Lecture 9 February 10 2003 R.Jones Chapters 10,11, 12
Transcription, Translation and the Genetic Code (Ch. 10), DNA, the Gene, Genetic Engineering (Ch. 12)
1.When mRNA is translated into protein two other types of RNA are involved, ribosomal RNA (rRNA found in the ribosome) and transfer RNA (tRNA).
2. Whereas the mRNA carries information about the order of amino acids in proteins in the form of the triplet code (known as the codon), tRNA is specific for each amino acid and recognizes the triplet code with a three base anticodon.

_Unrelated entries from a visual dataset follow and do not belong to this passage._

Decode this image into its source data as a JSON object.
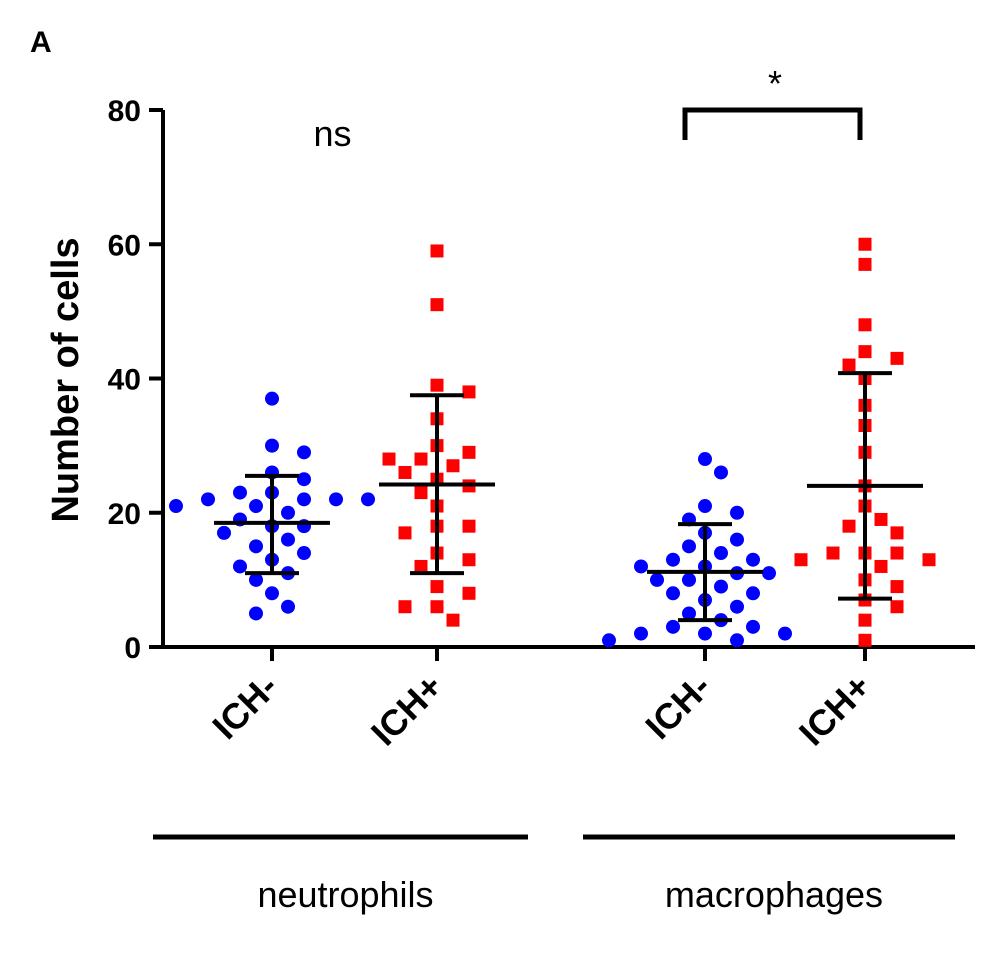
{
  "panel_label": "A",
  "chart_data": {
    "type": "scatter",
    "ylabel": "Number of cells",
    "ylim": [
      0,
      80
    ],
    "yticks": [
      0,
      20,
      40,
      60,
      80
    ],
    "categories": [
      "ICH-",
      "ICH+",
      "ICH-",
      "ICH+"
    ],
    "groups": [
      {
        "name": "neutrophils",
        "categories": [
          0,
          1
        ]
      },
      {
        "name": "macrophages",
        "categories": [
          2,
          3
        ]
      }
    ],
    "series": [
      {
        "category_index": 0,
        "color": "#0000ff",
        "marker": "circle",
        "mean": 18.5,
        "sd_low": 11,
        "sd_high": 25.5,
        "values": [
          37,
          30,
          29,
          26,
          25,
          23,
          23,
          22,
          22,
          22,
          22,
          21,
          21,
          20,
          19,
          18,
          18,
          17,
          16,
          15,
          14,
          13,
          12,
          11,
          10,
          8,
          6,
          5
        ]
      },
      {
        "category_index": 1,
        "color": "#ff0000",
        "marker": "square",
        "mean": 24.2,
        "sd_low": 11,
        "sd_high": 37.5,
        "values": [
          59,
          51,
          39,
          38,
          34,
          30,
          29,
          28,
          28,
          27,
          26,
          25,
          24,
          23,
          21,
          18,
          18,
          17,
          14,
          13,
          12,
          9,
          8,
          6,
          6,
          4
        ]
      },
      {
        "category_index": 2,
        "color": "#0000ff",
        "marker": "circle",
        "mean": 11.2,
        "sd_low": 4,
        "sd_high": 18.3,
        "values": [
          28,
          26,
          21,
          20,
          19,
          17,
          16,
          15,
          14,
          13,
          13,
          12,
          12,
          11,
          11,
          10,
          10,
          9,
          8,
          8,
          7,
          6,
          5,
          4,
          3,
          3,
          2,
          2,
          2,
          1,
          1
        ]
      },
      {
        "category_index": 3,
        "color": "#ff0000",
        "marker": "square",
        "mean": 24,
        "sd_low": 7.2,
        "sd_high": 40.8,
        "values": [
          60,
          57,
          48,
          44,
          43,
          42,
          40,
          36,
          33,
          29,
          24,
          21,
          19,
          18,
          17,
          14,
          14,
          14,
          13,
          13,
          12,
          10,
          9,
          7,
          6,
          4,
          1
        ]
      }
    ],
    "annotations": [
      {
        "text": "ns",
        "category_span": [
          0,
          1
        ],
        "bracket": false
      },
      {
        "text": "*",
        "category_span": [
          2,
          3
        ],
        "bracket": true
      }
    ]
  }
}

Each tRNA has an amino acid attachment site as well as an anticodon (Fig. 10.11B).
3.The triplet codon of the mRNA and the anticodon of the tRNA base pair thus ensuring that the correct amino acid is inserted into the groing protein chain.
3. Translation occurs in the cytoplasm. tRNAs bring amino acids to the correct codon in the mRNA and the ribosome causes a chemical bond to form between each adjacent amino acid, causing the protein chain to elongate (see Figure 10.6A).

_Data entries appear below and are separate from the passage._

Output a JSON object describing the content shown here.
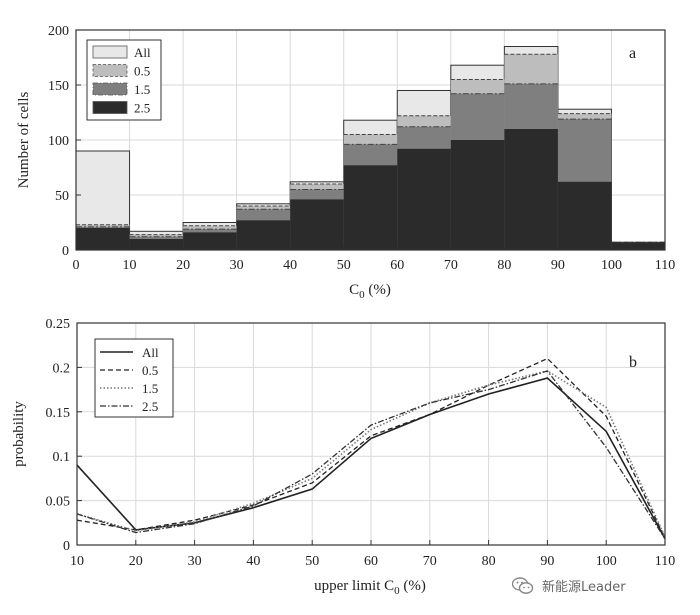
{
  "chart_data": [
    {
      "type": "bar",
      "subtype": "stacked-overlap histogram",
      "panel_label": "a",
      "xlabel_main": "C",
      "xlabel_sub": "0",
      "xlabel_unit": "(%)",
      "ylabel": "Number of cells",
      "xlim": [
        0,
        110
      ],
      "ylim": [
        0,
        200
      ],
      "xticks": [
        0,
        10,
        20,
        30,
        40,
        50,
        60,
        70,
        80,
        90,
        100,
        110
      ],
      "yticks": [
        0,
        50,
        100,
        150,
        200
      ],
      "grid": true,
      "legend_position": "top-left",
      "bins": [
        [
          0,
          10
        ],
        [
          10,
          20
        ],
        [
          20,
          30
        ],
        [
          30,
          40
        ],
        [
          40,
          50
        ],
        [
          50,
          60
        ],
        [
          60,
          70
        ],
        [
          70,
          80
        ],
        [
          80,
          90
        ],
        [
          90,
          100
        ],
        [
          100,
          110
        ]
      ],
      "series": [
        {
          "name": "All",
          "values": [
            90,
            17,
            25,
            42,
            62,
            118,
            145,
            168,
            185,
            128,
            7
          ],
          "color": "#e8e8e8"
        },
        {
          "name": "0.5",
          "values": [
            23,
            14,
            22,
            40,
            60,
            105,
            122,
            155,
            178,
            124,
            7
          ],
          "color": "#bdbdbd"
        },
        {
          "name": "1.5",
          "values": [
            21,
            12,
            19,
            37,
            55,
            96,
            112,
            142,
            151,
            119,
            7
          ],
          "color": "#7f7f7f"
        },
        {
          "name": "2.5",
          "values": [
            20,
            10,
            16,
            27,
            46,
            77,
            92,
            100,
            110,
            62,
            7
          ],
          "color": "#2b2b2b"
        }
      ]
    },
    {
      "type": "line",
      "panel_label": "b",
      "xlabel_main": "upper limit C",
      "xlabel_sub": "0",
      "xlabel_unit": "(%)",
      "ylabel": "probability",
      "xlim": [
        10,
        110
      ],
      "ylim": [
        0,
        0.25
      ],
      "xticks": [
        10,
        20,
        30,
        40,
        50,
        60,
        70,
        80,
        90,
        100,
        110
      ],
      "yticks": [
        0,
        0.05,
        0.1,
        0.15,
        0.2,
        0.25
      ],
      "ytick_labels": [
        "0",
        "0.05",
        "0.1",
        "0.15",
        "0.2",
        "0.25"
      ],
      "grid": true,
      "legend_position": "top-left",
      "x": [
        10,
        20,
        30,
        40,
        50,
        60,
        70,
        80,
        90,
        100,
        110
      ],
      "series": [
        {
          "name": "All",
          "style": "solid",
          "values": [
            0.09,
            0.017,
            0.025,
            0.042,
            0.063,
            0.12,
            0.147,
            0.17,
            0.188,
            0.128,
            0.007
          ]
        },
        {
          "name": "0.5",
          "style": "dashed",
          "values": [
            0.028,
            0.017,
            0.028,
            0.045,
            0.07,
            0.123,
            0.147,
            0.18,
            0.21,
            0.145,
            0.008
          ]
        },
        {
          "name": "1.5",
          "style": "dotted",
          "values": [
            0.035,
            0.016,
            0.026,
            0.047,
            0.075,
            0.13,
            0.16,
            0.18,
            0.196,
            0.155,
            0.009
          ]
        },
        {
          "name": "2.5",
          "style": "dashdot",
          "values": [
            0.035,
            0.014,
            0.024,
            0.044,
            0.08,
            0.135,
            0.16,
            0.175,
            0.196,
            0.11,
            0.007
          ]
        }
      ]
    }
  ],
  "watermark": {
    "text": "新能源Leader",
    "icon": "wechat-icon"
  }
}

4. A large fraction of the eukaryotic genome consists of non-coding DNA often referred to as junk DNA. In the human genome more that 95% of the genome is non-coding (see 12.13).

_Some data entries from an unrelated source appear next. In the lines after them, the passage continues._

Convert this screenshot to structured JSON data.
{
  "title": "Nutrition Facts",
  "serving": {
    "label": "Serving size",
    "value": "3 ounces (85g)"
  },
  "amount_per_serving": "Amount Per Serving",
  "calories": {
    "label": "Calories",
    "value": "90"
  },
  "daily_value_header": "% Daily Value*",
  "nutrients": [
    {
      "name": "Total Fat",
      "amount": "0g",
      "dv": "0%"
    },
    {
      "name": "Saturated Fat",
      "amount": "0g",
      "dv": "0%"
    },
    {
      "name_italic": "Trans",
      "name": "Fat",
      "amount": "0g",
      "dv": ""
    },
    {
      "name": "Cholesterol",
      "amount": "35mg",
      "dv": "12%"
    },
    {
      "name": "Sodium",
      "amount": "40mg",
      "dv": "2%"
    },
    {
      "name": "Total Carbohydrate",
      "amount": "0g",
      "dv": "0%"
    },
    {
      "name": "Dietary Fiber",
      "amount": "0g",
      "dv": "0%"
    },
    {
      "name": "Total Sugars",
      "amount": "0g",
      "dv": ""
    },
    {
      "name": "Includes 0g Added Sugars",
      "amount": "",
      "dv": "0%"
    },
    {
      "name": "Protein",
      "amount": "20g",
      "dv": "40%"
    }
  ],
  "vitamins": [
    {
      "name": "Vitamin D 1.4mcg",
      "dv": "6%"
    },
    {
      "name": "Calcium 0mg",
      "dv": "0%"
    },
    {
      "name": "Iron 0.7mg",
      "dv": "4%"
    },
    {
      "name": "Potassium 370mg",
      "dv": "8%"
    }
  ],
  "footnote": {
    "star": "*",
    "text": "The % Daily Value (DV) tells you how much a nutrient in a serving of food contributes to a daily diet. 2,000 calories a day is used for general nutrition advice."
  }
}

5.The Trascriptional Unit in which genetic information is found also contains non-coding DNA. This DNA can serve regulatory functions (e.g in regions called promoters), but large introns that are non-coding are found between EXONS. It is the exons that carry the information specifiying the order of amino acids in preoteins (see Figs. 10.9B and 10.10).
6. The trnascriptional unit gives rise to pre-mRNA by transcription. Pre-mRNA is converted to mature mRNA by a process called RNA processing where introns are removed. Mature mRNA is transported to the cytoplasm where translation occurs (see Fig. 10.10).
7. Mutations are now understood in the context of the information present in the sequence of bases in DNA. Errors introduced into DNA during chromos0me duplication can lead to mutations. For example the loss of a nucleotide can result in a frame shift so that the genetic code is completely altered. Changes in a base can cause a change in the amino acid that is spcified in the protein. For example GUU encodes valine but GCU encodes alanine. So a change from U to C in the second base of the triplet code would cause alanine to be inserted into the protein instead of valine.
8. Genetic Engineering: Chapter 12: The basis for the technology lies in the discovery of interesting tools but relies on the faithful copying of DNA to DNA or RNA to DNA by the rules of base pairing A to T/U and G to C.
9. Bacterial plasmids and restriction enzymes allow DNA to be cut and pasted and the cloning, i.e. multiplication of DNA to be carried out in bacteria or by PCR. Cloning of DNA simply means making multiple exact copies of the DNA. By inserting a modified plasmid carrying a foreign gene into a bacterium it is also possible to translate that gene in bacteria and accumulate the protien product. Porcine insulin is made this way in bacteria and is used to treat diabetes.
10. PCR-polymerase chain reaction allows multiple copies of DNA to be made in the test tube. PCR requires primers (naked strands of DNA cannot be duplicated by DNA polymerase without a primer, i.e., the replication process must first be initiated before replication can continue). Heat resistant DNA polymerase (Taq polymerase) allows DNA to be heated, uncoiling the DNA which is then replicated by Taq polymerase and primers, this is then heated to unwind DNA that is then replicated etc (see Fig. 12.12 of the textbbok).